What’s New in Adult Reconstructive Knee Surgery
Various exercise and therapy modalities were demonstrated to improve knee symptoms and function in patients with knee osteoarthritis7,8. Park et al. found that a chair yoga program was effective in reducing pain and fatigue and improving gait in older patients with knee osteoarthritis. However, these improvements were not maintained beyond 3 months of discontinuation of the program9. The additions of adjuvant modalities to regular exercise, such as the practice of mindfulness10, laser therapy11, and even the use of cabbage leaf wraps12, have also been shown to improve pain and function.

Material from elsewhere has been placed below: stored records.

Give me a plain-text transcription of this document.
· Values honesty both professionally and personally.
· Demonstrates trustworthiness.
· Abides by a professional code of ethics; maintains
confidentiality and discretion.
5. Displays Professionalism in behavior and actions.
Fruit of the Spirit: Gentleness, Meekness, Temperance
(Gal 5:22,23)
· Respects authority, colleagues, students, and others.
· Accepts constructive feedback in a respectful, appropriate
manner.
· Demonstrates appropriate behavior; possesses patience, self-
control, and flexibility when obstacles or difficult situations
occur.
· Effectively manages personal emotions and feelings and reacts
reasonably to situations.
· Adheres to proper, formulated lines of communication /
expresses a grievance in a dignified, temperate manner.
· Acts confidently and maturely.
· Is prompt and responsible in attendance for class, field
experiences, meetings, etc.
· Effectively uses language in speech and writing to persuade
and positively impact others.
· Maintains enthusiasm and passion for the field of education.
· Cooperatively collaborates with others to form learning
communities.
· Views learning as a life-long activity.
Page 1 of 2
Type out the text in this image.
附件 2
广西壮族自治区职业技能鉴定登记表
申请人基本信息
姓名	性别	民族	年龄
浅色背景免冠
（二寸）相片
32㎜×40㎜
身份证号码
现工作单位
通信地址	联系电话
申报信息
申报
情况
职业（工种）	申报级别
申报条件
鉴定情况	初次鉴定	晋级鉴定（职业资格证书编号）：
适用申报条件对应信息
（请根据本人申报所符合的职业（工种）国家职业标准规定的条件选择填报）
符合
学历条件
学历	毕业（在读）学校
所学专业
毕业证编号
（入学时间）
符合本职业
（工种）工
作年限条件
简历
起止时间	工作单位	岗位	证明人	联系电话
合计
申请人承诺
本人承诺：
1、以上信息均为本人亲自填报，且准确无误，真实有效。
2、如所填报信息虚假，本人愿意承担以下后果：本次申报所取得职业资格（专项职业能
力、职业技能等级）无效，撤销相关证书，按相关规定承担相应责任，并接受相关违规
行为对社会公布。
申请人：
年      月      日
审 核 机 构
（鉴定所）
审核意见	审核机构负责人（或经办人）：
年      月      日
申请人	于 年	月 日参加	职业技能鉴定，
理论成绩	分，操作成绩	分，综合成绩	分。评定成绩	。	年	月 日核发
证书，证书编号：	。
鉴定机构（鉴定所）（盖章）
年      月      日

Neither the setting of the exercise program (i.e., home therapy) nor the degree of supervision appeared to impact the beneficial effects of regular physical activity on knee joint function13. Finally, Alentorn-Geli et al. showed in a meta-analysis that recreational runners had a lower risk of developing symptomatic hip and knee osteoarthritis compared with either sedentary individuals or high-impact runners with exposure equivalent to running >15 years14.
The use of oral analgesics and intra-articular injections can help reduce pain and inflammation in knee osteoarthritis. While Reginster et al. found that pharmaceutical-grade chondroitin can be as effective as celecoxib15, others found glucosamine and/or chondroitin comparable with placebo16. Currently, there is no evidence to support that any particular nonsteroidal anti-inflammatory drug (NSAID) formulation is more effective than another17. In addition, even though intra-articular corticosteroid injections are commonly administered to mitigate pain and joint inflammation, McAlindon et al. raised concerns that 2 years of triamcinolone injections compared with saline solution resulted in a significantly greater degree of cartilage loss without significant differences in symptoms18. Intra-articular ketorolac19 and periarticular prolotherapy20 were also reported to have similar effects compared with corticosteroid controls. In terms of viscosupplementation, the efficacy of hyaluronic acid in patients with knee osteoarthritis continues to be debatable21. The treatment duration22 and the number of viscosupplementation injections23 do not appear to impact clinical results. Ertürk and colleagues demonstrated that the combined use of viscosupplementation and corticosteroids allowed for earlier return to daily activities compared with viscosupplementation alone24. Finally, there is heterogenous evidence on the use of platelet-rich plasma in the treatment of knee osteoarthritis25. Compared with hyaluronic acid and saline solution placebo, platelet-rich plasma appeared to be more effective in terms of pain relief at 6 and 12 months26 and more effective compared with acetaminophen in reducing symptoms related to joint inflammation27.